Сияющее пронзительной чистотой неохватное небо высокой хрустальной синевой нависало над обугленными руинами Новороссийска и редкими уцелевшими деревьями, покрытыми слегка порыжевшей, увядшей, но ещё не осыпавшейся осенней листвой. Заходящее солнце неяркими отблесками отражалось в тщательно вымытых оконных стёклах старинного купеческого дома, где была оборудована резиденция. Во дворе стояла хрупкая прозрачная тишина. Лишь где-то далеко на востоке, на противоположном берегу Цемесской бухты едва уловимо в медленно сгущавшейся предвечерней мгле доносились разрывы орудий и трассирующие пулемётные очереди. Немцы продолжали упрямо ломиться через Балку Адамовича, но по-прежнему не продвигались ни на шаг.
В массивную дверь осторожно постучали.
– Войдите! – не оборачиваясь, крикнул через плечо генерал-полковник.
Оберст Альфред Шэффер, командир 73-й дивизии, нешироко открыв дверь, робко шагнул в кабинет, снял фуражку и, бледнея, застыл на пороге.

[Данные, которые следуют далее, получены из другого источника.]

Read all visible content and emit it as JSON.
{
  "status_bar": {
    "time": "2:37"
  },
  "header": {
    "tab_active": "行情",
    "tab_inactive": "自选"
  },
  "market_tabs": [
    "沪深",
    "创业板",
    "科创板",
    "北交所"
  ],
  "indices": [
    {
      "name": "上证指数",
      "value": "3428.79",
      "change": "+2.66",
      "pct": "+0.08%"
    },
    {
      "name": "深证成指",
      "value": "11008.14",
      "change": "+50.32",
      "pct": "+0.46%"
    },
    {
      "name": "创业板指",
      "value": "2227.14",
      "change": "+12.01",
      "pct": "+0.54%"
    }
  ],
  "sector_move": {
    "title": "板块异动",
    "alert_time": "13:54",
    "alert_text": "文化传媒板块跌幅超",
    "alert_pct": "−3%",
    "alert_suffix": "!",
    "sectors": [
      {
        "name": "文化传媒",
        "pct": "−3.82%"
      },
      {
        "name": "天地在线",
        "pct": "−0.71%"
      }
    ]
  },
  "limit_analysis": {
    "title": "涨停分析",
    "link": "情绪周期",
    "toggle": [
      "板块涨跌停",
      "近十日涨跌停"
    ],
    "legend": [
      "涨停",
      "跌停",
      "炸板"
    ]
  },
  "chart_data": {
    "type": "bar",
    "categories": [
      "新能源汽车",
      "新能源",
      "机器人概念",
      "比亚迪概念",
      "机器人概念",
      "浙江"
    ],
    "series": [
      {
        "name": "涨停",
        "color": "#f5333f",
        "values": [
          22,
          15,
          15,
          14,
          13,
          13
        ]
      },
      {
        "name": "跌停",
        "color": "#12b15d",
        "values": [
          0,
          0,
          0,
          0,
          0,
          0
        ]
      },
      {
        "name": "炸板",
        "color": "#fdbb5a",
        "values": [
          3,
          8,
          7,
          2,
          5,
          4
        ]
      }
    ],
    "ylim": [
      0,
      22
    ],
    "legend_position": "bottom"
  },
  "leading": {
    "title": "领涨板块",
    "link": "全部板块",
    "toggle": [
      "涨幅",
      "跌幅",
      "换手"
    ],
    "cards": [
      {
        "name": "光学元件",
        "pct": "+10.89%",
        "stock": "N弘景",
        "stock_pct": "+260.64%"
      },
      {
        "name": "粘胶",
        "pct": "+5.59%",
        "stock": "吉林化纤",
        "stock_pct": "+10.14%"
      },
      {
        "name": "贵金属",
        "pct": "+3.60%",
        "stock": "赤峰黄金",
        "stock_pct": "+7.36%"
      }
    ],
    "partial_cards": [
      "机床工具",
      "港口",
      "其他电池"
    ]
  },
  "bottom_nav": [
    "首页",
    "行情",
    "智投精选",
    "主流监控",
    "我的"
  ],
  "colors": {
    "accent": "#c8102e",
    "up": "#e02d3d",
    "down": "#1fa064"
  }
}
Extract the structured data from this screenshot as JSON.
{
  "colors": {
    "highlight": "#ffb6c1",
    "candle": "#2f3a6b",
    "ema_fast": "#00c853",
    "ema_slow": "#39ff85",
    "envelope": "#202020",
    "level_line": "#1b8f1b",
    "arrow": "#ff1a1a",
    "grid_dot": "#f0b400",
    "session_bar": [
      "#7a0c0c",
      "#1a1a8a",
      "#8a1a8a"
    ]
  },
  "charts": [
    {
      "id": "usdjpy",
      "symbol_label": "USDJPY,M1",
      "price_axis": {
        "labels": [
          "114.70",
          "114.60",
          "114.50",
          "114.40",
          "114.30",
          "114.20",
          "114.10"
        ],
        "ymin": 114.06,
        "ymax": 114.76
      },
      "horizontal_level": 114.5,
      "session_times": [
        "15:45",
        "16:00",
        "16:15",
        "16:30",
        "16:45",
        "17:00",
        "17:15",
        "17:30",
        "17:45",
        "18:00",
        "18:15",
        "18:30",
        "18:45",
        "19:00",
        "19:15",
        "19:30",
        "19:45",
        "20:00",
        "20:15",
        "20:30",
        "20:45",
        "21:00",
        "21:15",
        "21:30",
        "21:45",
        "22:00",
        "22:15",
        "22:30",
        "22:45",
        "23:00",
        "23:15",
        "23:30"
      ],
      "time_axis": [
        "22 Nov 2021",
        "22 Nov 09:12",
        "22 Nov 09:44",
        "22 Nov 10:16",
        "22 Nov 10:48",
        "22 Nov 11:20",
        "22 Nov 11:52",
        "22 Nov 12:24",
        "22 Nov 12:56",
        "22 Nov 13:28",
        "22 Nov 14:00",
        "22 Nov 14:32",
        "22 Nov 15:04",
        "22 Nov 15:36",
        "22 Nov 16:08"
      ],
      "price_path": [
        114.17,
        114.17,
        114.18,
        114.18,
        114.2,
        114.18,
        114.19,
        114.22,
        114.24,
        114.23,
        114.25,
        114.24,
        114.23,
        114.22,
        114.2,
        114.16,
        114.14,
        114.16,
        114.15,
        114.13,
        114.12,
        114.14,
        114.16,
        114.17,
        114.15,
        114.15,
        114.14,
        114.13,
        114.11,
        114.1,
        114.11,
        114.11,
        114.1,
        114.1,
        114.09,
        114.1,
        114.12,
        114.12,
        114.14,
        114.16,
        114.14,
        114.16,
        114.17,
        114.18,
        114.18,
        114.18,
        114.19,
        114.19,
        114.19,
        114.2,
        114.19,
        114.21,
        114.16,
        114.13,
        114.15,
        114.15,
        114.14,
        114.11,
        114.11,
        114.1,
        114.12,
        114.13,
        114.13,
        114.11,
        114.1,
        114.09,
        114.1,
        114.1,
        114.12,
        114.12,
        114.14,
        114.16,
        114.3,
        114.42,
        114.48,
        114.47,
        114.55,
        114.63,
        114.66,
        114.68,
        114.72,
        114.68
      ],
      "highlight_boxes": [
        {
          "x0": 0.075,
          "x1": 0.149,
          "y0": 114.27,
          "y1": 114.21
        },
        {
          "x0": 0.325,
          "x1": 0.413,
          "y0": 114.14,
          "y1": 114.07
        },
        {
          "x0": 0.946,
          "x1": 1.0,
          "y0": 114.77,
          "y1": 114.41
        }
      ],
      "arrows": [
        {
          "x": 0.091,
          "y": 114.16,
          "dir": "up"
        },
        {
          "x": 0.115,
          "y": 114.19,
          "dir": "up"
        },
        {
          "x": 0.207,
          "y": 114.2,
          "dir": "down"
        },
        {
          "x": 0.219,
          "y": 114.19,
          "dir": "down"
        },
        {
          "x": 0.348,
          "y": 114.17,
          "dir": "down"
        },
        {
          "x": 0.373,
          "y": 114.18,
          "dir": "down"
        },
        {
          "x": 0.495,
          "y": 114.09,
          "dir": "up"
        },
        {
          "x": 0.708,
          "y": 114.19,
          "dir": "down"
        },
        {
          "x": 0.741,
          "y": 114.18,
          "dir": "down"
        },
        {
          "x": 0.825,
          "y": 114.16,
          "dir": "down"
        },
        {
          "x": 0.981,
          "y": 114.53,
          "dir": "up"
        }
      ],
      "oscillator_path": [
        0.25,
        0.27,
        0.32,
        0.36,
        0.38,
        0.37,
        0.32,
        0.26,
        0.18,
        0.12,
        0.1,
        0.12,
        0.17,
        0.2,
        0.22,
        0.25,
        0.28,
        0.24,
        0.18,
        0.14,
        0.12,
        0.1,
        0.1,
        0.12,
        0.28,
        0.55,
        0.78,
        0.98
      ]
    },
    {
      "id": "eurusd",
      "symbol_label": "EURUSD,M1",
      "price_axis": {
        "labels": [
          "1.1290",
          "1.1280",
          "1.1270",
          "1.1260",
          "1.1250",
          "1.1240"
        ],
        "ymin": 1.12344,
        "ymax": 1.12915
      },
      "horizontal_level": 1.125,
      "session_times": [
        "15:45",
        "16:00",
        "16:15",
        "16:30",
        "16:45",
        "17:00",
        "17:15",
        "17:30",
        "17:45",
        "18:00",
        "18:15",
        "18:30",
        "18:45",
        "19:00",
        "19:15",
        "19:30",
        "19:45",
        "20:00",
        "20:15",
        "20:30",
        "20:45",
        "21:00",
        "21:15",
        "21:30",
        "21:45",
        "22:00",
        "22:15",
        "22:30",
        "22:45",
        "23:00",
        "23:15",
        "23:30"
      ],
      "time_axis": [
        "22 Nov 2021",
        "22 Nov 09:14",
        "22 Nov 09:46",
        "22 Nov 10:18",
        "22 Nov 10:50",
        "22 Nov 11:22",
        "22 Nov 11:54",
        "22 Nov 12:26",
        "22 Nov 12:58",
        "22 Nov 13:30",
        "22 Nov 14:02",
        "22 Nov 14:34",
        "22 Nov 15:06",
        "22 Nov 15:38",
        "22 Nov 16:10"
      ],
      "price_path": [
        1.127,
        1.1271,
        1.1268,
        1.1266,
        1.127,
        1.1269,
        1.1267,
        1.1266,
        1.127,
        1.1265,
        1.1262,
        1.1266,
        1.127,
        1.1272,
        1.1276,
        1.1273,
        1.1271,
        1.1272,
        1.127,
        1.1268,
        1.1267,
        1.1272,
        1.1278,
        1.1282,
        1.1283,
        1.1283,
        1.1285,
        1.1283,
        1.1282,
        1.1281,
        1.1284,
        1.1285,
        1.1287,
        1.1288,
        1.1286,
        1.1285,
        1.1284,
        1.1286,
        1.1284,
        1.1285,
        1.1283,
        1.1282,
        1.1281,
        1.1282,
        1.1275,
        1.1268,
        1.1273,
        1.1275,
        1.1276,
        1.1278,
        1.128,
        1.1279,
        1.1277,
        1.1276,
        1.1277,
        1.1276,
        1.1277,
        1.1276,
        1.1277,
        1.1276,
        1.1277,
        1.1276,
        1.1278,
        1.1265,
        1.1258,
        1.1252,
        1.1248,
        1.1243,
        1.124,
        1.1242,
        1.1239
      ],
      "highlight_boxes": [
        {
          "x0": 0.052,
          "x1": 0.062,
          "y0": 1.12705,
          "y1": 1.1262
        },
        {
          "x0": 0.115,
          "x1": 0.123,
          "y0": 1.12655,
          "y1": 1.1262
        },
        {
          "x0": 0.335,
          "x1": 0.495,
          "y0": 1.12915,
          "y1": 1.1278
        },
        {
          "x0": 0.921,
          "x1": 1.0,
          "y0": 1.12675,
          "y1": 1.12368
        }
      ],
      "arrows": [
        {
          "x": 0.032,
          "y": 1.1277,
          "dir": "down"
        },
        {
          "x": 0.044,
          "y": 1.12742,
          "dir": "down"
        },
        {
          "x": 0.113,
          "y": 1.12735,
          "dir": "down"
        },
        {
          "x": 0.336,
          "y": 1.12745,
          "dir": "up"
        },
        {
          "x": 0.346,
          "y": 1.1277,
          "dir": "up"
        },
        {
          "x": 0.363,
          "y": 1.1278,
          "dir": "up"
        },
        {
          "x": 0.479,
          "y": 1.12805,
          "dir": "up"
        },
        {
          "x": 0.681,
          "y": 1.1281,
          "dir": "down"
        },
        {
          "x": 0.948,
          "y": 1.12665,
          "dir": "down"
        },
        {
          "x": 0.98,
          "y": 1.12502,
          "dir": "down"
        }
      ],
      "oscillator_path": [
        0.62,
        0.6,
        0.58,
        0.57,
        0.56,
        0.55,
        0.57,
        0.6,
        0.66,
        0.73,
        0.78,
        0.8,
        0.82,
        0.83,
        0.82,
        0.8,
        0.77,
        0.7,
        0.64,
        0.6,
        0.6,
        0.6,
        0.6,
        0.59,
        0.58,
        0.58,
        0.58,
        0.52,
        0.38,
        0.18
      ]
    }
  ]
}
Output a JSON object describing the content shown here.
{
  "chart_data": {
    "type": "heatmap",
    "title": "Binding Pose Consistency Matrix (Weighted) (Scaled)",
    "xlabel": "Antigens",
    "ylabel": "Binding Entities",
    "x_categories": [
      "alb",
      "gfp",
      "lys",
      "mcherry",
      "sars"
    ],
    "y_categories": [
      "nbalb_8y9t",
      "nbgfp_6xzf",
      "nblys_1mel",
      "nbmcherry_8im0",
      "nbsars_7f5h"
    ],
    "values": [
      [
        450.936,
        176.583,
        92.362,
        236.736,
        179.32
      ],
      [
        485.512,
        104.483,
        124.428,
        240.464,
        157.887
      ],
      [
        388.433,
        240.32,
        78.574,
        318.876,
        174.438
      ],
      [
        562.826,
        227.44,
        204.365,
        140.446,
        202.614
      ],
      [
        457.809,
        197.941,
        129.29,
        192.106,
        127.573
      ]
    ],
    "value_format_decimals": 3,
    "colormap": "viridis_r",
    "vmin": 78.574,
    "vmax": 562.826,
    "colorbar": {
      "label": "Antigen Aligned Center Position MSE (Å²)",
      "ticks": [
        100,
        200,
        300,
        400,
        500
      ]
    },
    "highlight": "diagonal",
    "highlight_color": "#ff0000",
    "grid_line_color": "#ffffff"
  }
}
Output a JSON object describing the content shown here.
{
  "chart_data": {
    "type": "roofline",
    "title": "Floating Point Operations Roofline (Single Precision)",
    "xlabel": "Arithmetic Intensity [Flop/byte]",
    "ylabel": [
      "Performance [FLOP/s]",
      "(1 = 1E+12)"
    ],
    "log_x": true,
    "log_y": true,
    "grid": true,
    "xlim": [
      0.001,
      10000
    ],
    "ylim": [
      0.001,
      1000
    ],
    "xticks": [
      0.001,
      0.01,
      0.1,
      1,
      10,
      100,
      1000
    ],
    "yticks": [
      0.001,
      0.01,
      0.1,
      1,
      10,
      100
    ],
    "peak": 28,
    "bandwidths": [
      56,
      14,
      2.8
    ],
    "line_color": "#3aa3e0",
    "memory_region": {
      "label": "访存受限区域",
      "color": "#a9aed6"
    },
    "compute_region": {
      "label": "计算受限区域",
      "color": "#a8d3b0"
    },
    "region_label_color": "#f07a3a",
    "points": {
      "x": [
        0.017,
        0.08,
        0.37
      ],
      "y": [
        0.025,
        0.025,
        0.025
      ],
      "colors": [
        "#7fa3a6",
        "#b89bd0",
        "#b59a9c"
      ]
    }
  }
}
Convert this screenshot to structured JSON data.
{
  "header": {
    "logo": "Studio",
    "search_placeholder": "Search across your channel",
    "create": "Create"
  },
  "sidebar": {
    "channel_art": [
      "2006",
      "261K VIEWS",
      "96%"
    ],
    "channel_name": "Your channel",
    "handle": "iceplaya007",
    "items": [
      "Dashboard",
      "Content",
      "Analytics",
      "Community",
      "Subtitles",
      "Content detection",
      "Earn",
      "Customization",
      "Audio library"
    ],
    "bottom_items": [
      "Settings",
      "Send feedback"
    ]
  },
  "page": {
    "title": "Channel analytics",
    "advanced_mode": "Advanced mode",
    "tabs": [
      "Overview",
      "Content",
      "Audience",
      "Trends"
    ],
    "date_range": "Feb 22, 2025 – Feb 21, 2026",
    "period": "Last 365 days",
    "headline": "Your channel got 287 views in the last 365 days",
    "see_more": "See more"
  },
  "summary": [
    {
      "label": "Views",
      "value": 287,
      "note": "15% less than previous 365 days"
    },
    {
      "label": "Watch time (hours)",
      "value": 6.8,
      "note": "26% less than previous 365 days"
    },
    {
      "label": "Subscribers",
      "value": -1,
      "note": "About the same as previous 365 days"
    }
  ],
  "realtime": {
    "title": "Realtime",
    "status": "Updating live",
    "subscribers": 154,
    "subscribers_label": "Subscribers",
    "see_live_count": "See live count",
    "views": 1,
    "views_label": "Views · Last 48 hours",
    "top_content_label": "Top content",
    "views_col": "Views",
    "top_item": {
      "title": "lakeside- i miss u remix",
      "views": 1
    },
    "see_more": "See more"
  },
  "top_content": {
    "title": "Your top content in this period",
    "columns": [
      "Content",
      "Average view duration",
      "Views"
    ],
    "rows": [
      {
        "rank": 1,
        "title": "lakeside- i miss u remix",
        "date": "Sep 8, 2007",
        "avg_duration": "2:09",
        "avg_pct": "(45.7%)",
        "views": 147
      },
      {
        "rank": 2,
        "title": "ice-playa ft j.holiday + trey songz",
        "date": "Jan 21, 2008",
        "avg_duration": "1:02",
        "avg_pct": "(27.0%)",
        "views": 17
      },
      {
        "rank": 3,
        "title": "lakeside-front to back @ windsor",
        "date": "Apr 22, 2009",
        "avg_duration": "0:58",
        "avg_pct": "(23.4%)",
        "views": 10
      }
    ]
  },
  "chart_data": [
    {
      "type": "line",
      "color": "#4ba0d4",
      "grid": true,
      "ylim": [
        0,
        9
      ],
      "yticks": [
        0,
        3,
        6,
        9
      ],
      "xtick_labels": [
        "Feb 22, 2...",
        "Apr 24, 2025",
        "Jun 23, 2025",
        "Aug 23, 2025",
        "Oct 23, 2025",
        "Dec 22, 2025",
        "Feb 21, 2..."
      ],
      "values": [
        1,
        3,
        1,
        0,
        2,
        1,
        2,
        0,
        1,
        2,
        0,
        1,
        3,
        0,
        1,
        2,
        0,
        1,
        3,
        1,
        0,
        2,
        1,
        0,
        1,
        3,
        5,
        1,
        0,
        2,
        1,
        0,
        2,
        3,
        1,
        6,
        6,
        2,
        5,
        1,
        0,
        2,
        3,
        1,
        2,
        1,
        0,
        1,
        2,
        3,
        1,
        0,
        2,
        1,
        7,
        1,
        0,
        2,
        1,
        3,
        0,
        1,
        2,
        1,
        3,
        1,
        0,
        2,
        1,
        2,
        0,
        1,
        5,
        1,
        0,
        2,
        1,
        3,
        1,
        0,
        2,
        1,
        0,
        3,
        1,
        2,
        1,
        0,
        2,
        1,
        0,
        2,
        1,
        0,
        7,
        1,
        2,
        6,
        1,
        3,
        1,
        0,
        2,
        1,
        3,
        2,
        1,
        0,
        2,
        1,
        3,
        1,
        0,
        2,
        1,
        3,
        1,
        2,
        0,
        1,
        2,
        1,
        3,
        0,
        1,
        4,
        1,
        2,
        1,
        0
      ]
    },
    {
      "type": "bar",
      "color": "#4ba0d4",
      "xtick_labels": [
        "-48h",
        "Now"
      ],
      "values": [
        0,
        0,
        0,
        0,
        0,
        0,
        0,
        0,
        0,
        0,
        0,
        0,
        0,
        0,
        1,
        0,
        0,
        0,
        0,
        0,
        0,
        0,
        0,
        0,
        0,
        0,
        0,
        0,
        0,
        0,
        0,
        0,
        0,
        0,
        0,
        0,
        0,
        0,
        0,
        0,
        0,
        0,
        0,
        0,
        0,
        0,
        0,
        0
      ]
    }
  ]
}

– Хайль Гитлер! – неуверенно вскрикнул он, и вздрогнувшая на взмахе рука затем бессильно повисла вдоль напряжённого тела, облачённого в чёрный кожаный плащ.
– Разрешите доложить? – надломленным, жалким, противным даже самому себе голосом спросил Шэффер.
Генерал-полковник неспешно повернулся на каблуках и уставился на оберста исподлобья жёстким и колючим взглядом.
– Зачем? – в холодном бешенстве спросил он. – Мне уже обо всём доложили задолго до вас.
Шэффер пошатнулся и, пробормотав что-то невнятное, робко и обессиленно опустился на стул, стоящий около двери.
– Встать! – приказал Руофф. – Кто разрешал вам садиться?!